One of the most divisive, hot-button issues in the guitar community is the ever-growing popularity of instruments that have been given the ‘relic’ treatment. First brought to market by Fender in the 1990’s, relics are pre-aged guitars, made to look old, beat up, and rusted out in the same way that real vintage guitars often are. Finishes are dinged and damaged, hardware is tarnished, and faux cigarette burns are even found, straight from the factory.
Many guitar makers offer this kind of thing these days, and it is easy to see why: the price of actual vintage instruments from the golden era. Everybody wants a cool, weathered 1963 Strat, but few can pay the 30 grand or so required to capture one. Relics are often seen as the next best thing. They are really an acknowledgement by long-time companies like Fender and Gibson that their main competition for new guitar sales are the guitars that they, themselves, made in decades past. Since many people want an aged Strat, Tele, or Les Paul, they figured they might as well give it to them.

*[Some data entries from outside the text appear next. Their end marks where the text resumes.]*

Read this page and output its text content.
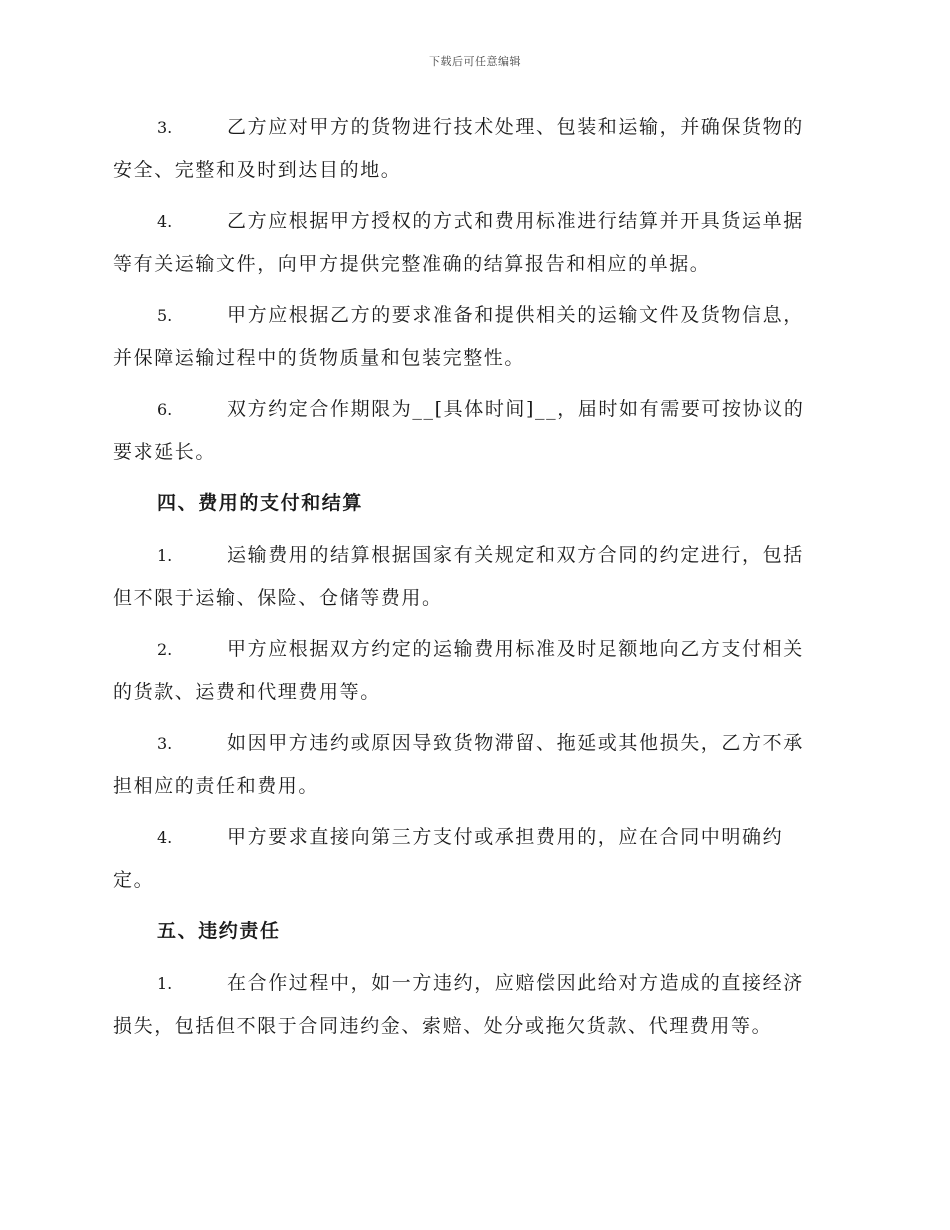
下载后可任意编辑
3.	乙方应对甲方的货物进行技术处理、包装和运输，并确保货物的
安全、完整和及时到达目的地。
4.	乙方应根据甲方授权的方式和费用标准进行结算并开具货运单据
等有关运输文件，向甲方提供完整准确的结算报告和相应的单据。
5.	甲方应根据乙方的要求准备和提供相关的运输文件及货物信息，
并保障运输过程中的货物质量和包装完整性。
6.	双方约定合作期限为__[具体时间]__，届时如有需要可按协议的
要求延长。
四、费用的支付和结算
1.	运输费用的结算根据国家有关规定和双方合同的约定进行，包括
但不限于运输、保险、仓储等费用。
2.	甲方应根据双方约定的运输费用标准及时足额地向乙方支付相关
的货款、运费和代理费用等。
3.	如因甲方违约或原因导致货物滞留、拖延或其他损失，乙方不承
担相应的责任和费用。
4.	甲方要求直接向第三方支付或承担费用的，应在合同中明确约
定。
五、违约责任
1.	在合作过程中，如一方违约，应赔偿因此给对方造成的直接经济
损失，包括但不限于合同违约金、索赔、处分或拖欠货款、代理费用等。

There is, however, a mounting backlash to these instruments. Some feel that relics are the ultimate in ‘poser’ guitars, aimed at making anyone look like a seasoned, gigging, veteran player whether they are or not. Stevie Ray’s Stratocaster got to the condition it was in by countless nights on stage, but now a guitar in similar distressed condition can be ordered brand new from Fender Custom Shop and spares players the bother of actually playing gigs.
This tends to rub those among us who are very experienced players the wrong way, especially when the relic in question is in the hands of a middle-aged newbie guitarist who can’t yet play a song all the way through. Others question the ‘older is better’ mentality and see relics as the equivalent of buying a new car that is already beat up-looking and rusty.
Love them or hate them, relic guitars are probably going to be around for a long time. They have an appeal that some folks just can’t resist, and that is evident by the amount of them out there. Also, underneath all the phony ‘mojo’ is usually the best straight-up vintage style guitar a company like Fender makes. It really is all about a customer’s perception of them: are they a tool to make the green seem less so, or are they an affordable alternative to a guitar that may just require a home equity loan to purchase which is, of course, too valuable to gig with? Each of us has to make that call for ourselves but one thing is certain: if all you can dream of is an axe that looks like it was dragged behind a dump truck on the way to the guitar shop, there is no shortage of possible candidates to consider.